As per the usual New York moxy, Tree viewing will not only prevail despite the pandemic, but also adapt to keep holiday spirits bright (and safe). On Thursday, although the public will be permitted to visit the Tree, the live tree cam will debut online, so that you can admire the Tree from the safe distance of your own couch. (The Tree beaming into your living room will set the scene for Christmas morning better than a virtual fireplace.) By the way, the Rink at Rockefeller Center is open, with social distancing measures in place.
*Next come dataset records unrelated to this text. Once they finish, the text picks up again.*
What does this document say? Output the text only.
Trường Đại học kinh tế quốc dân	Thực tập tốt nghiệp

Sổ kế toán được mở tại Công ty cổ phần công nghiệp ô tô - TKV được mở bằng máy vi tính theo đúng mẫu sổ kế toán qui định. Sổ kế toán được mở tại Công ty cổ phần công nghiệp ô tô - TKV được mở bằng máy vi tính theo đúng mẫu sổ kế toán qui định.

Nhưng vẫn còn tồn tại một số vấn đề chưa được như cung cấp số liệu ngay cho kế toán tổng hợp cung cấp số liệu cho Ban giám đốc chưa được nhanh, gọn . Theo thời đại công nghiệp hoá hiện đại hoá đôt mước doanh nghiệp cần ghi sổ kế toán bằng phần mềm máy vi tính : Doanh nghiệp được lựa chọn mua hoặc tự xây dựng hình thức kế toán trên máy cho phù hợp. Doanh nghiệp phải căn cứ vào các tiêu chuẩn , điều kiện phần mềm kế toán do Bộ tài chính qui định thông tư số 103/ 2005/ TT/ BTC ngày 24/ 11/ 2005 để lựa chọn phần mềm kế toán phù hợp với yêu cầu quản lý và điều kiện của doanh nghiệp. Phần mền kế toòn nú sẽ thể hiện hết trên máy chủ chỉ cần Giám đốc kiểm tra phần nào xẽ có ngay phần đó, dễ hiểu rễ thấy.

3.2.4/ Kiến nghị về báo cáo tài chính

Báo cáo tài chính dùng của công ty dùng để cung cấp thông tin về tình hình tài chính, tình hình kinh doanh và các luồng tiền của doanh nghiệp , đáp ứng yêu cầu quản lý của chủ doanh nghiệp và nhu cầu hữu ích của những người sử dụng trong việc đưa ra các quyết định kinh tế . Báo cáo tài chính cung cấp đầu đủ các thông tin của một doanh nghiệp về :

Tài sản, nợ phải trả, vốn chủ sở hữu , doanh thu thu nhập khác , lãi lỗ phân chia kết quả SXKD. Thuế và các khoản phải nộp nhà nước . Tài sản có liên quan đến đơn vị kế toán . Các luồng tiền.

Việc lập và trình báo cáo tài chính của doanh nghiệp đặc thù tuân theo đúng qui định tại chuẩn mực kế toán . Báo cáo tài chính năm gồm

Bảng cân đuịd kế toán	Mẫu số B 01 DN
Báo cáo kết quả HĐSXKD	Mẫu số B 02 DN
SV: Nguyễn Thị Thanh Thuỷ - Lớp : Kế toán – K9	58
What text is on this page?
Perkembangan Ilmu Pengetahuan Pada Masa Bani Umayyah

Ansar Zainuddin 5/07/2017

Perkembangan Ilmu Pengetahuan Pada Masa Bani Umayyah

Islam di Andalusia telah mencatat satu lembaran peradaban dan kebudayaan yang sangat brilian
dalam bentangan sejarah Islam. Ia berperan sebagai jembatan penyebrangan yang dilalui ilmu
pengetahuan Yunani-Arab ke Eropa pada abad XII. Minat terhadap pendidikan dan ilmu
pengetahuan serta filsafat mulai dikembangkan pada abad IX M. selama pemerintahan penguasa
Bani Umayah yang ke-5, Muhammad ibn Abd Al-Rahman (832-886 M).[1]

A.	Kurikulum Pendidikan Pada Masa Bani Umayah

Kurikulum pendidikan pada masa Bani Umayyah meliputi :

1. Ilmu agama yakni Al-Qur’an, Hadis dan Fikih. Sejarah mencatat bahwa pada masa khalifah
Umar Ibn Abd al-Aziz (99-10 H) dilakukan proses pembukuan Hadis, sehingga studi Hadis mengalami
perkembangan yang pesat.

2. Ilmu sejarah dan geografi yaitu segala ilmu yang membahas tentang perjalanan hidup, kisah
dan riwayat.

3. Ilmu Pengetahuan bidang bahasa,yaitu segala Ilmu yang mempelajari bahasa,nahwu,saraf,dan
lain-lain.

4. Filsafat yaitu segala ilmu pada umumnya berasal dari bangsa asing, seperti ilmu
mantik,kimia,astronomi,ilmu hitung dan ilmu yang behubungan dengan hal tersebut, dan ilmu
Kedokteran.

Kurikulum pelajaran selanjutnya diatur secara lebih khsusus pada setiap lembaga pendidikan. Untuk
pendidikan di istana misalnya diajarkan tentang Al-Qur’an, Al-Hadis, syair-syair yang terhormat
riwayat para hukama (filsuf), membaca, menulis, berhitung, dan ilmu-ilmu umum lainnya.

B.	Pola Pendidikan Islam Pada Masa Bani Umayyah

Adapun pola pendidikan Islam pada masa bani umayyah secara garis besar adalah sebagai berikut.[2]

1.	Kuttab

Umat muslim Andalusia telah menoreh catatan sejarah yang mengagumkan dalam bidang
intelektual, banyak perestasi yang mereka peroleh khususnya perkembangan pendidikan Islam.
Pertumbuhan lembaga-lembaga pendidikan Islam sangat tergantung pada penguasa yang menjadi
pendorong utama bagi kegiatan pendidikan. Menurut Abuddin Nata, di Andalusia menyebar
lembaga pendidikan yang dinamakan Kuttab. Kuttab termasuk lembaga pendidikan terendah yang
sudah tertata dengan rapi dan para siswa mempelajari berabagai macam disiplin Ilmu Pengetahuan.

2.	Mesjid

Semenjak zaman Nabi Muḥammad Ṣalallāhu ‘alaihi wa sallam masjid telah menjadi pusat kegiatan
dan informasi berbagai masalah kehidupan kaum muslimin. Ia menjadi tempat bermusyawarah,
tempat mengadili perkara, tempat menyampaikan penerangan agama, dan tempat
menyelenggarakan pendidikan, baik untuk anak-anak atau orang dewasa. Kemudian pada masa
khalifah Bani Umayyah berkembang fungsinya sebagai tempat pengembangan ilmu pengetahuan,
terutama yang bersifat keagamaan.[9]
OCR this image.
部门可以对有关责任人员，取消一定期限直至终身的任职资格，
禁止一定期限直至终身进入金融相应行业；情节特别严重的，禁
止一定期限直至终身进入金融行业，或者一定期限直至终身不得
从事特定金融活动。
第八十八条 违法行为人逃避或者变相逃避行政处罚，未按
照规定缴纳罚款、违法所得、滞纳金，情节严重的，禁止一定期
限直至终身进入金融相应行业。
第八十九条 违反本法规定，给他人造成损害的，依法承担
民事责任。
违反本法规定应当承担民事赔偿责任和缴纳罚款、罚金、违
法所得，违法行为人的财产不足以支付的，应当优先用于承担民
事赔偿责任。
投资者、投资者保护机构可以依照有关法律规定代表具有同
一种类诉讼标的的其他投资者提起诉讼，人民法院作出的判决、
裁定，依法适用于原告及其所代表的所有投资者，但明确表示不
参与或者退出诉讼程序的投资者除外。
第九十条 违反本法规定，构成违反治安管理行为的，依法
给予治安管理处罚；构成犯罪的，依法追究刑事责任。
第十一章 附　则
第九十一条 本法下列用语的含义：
Across the U.S., people are adapting to these unprecedented times so that the holidays remain festive and traditions are honored. Santa Clauses are doing virtual meet-and-greets with kids. Families are planning virtual get-togethers. And so here in New York, online and in-person visitors to Rock Center will still have the opportunity to see the Christmas Tree sparkle. The season may be looking different this year, but the Tree is still a bright light for the holidays ahead.